From here the discussion moved to the UN and the obvious that global challenges cannot be met without the Chinese and the European’s cooperation. “we saw at the UN strong statements by China, India, and he expects from these introductory statements a Paris outcome that has in it declarations of goals that are different by the different States. Asked directly if the target of 2 degrees Centigrade is realistic – the answer came in one word – “Challenging.” Then he enlarged by saying – “I would focus first on coal.” He feels bullish on solar – costs are coming down. 2000-2009 the US had no photovoltaic production now we have 9 plants and 12 under construction. He expects Europe to show leadership in the run-up to the 2015 meeting in Paris. “We will continue to encourage China, India, Brazil. and we will be a lot on airplanes.”
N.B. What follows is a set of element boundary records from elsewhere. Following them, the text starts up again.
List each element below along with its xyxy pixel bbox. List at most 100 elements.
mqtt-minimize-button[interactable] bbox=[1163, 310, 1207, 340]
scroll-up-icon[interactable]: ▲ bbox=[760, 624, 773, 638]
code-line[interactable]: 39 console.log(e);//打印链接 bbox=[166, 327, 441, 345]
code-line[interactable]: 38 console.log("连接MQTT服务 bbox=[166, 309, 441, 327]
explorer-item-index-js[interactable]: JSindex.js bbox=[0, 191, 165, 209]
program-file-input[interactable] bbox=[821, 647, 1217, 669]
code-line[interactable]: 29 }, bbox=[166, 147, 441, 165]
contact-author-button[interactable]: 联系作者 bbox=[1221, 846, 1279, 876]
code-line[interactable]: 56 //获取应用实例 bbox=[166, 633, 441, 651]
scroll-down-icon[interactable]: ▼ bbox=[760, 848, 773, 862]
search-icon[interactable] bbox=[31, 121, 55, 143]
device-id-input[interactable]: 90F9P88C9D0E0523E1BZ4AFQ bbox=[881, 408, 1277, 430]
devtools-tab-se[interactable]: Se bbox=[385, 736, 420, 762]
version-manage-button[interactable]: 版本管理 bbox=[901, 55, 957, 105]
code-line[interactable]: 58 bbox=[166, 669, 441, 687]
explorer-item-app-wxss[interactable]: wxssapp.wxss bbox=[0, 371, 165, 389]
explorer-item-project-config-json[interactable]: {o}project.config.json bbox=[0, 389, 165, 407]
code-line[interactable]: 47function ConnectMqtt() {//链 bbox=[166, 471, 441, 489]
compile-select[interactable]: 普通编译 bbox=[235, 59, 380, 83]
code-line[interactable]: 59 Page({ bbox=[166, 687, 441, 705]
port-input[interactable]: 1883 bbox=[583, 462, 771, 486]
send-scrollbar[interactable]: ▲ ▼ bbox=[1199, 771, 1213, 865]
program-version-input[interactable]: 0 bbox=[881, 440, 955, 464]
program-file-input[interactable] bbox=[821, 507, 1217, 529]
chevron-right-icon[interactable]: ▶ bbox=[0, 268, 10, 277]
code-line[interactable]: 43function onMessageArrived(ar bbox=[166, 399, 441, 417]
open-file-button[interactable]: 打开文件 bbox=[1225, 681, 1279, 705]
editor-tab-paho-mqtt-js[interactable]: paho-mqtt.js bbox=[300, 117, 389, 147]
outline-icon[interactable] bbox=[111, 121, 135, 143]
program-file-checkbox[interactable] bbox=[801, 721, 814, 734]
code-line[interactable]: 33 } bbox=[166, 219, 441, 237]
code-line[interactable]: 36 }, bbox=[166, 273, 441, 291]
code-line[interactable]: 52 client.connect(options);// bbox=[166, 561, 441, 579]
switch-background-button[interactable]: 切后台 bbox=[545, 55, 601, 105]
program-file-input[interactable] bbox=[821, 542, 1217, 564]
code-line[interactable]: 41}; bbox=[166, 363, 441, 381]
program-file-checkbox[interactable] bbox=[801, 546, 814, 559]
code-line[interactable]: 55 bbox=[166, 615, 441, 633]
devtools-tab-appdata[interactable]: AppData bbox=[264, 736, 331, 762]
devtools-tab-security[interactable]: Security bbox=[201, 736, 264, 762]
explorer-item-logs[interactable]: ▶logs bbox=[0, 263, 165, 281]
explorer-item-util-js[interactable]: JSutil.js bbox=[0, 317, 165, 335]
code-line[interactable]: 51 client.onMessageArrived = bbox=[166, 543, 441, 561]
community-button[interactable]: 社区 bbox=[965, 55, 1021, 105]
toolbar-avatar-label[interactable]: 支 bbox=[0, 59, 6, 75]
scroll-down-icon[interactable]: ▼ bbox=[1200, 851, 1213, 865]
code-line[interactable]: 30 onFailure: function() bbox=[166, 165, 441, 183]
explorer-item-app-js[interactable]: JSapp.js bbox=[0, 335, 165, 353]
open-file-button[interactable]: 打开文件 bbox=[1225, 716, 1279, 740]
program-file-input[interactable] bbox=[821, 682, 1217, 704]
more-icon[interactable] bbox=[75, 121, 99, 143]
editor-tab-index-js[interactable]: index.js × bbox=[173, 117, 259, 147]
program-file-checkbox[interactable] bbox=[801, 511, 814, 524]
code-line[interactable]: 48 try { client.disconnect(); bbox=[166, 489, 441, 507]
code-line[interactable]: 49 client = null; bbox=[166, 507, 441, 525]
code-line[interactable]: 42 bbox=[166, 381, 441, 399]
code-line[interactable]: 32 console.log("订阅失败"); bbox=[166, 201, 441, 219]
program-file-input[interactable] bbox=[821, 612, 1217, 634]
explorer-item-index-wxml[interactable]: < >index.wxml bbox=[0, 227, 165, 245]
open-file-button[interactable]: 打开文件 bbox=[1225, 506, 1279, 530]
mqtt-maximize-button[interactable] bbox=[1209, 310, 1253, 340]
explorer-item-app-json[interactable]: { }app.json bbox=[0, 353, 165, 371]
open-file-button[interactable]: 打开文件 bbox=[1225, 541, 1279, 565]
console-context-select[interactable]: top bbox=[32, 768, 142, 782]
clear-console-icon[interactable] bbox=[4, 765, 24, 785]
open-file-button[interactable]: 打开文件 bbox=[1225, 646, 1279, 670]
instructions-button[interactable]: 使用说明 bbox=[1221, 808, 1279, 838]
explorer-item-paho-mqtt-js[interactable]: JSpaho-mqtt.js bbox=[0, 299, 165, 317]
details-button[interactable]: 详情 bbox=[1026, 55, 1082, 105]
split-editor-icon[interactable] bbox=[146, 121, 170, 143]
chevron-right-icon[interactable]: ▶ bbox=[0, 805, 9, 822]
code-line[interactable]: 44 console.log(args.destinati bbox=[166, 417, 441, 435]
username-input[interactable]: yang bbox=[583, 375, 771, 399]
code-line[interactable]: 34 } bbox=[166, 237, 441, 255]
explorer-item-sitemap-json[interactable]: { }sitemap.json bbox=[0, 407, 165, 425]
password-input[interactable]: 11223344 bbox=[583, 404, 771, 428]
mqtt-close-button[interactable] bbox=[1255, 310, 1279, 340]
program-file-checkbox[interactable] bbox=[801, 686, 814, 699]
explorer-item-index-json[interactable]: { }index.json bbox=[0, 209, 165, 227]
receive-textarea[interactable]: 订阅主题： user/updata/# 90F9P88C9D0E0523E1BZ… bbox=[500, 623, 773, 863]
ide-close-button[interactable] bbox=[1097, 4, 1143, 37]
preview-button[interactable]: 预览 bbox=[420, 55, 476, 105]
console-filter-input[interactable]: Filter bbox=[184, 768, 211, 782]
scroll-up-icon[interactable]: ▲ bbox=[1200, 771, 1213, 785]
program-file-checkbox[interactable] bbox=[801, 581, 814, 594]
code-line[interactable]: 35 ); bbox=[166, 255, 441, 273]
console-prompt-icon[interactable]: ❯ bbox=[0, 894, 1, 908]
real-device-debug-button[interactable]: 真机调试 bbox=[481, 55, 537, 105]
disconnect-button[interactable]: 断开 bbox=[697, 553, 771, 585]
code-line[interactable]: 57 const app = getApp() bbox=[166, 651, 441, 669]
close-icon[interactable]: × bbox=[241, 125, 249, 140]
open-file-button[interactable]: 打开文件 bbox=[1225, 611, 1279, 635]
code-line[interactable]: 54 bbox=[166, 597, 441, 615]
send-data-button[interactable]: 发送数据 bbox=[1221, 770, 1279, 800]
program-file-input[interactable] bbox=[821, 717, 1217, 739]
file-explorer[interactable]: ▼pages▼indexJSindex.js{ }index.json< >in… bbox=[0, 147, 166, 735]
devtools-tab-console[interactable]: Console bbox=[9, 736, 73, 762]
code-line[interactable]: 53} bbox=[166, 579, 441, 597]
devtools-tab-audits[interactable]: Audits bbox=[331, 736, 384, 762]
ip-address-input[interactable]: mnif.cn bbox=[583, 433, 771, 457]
So far there was nothing new in what we heard except the emphasis on interdependence. Then came questions about exports from the US and about natural gas. His answers started by saying that the international market looks very different from 1975 when the laws forbidding exports of oil and gas from the US were passed. That is when we established DOE and the Petroleum Reserve etc. Ultimately exports are an issue for the Department of Commerce and not for DOE. There are also changes in production methods and at the petroleum refinery to be considered. He also pointed out that crude oil changed into products was not under those laws.

On the Keystone Pipeline he said that it was under the Secretary of State responsibility. On gas he predicted that exports cannot start before the end of 2015 – “so it is not an answer to Ukraine.”
Further, on a question about Eastern Mediterranean gas he said that this is also no answer for Europe’s needs. We consider these answers as newsworthy replies by the Secretary.

An added topic I was able to talk about with the Secretary after his presentation relates to the US position on supplies of oil and gas from the Arctic. He remarked that at the end of 2015 the Arctic Circle Council moves to the US for two years and he sees rather the subject from an environmental angle. To my great satisfaction I heard from him the old Sheik Yammani adage that the Age of Oil will end not because of a lack of oil. He also pointed at Shell Oil’s problems with their attempt at drilling for Arctic oil. With this attitude by the US I am now even more curious then ever of what will be the underlying spirit at the end of this moth’s meeting in Reykjavik of the 2014 Arctic Circle Assembly.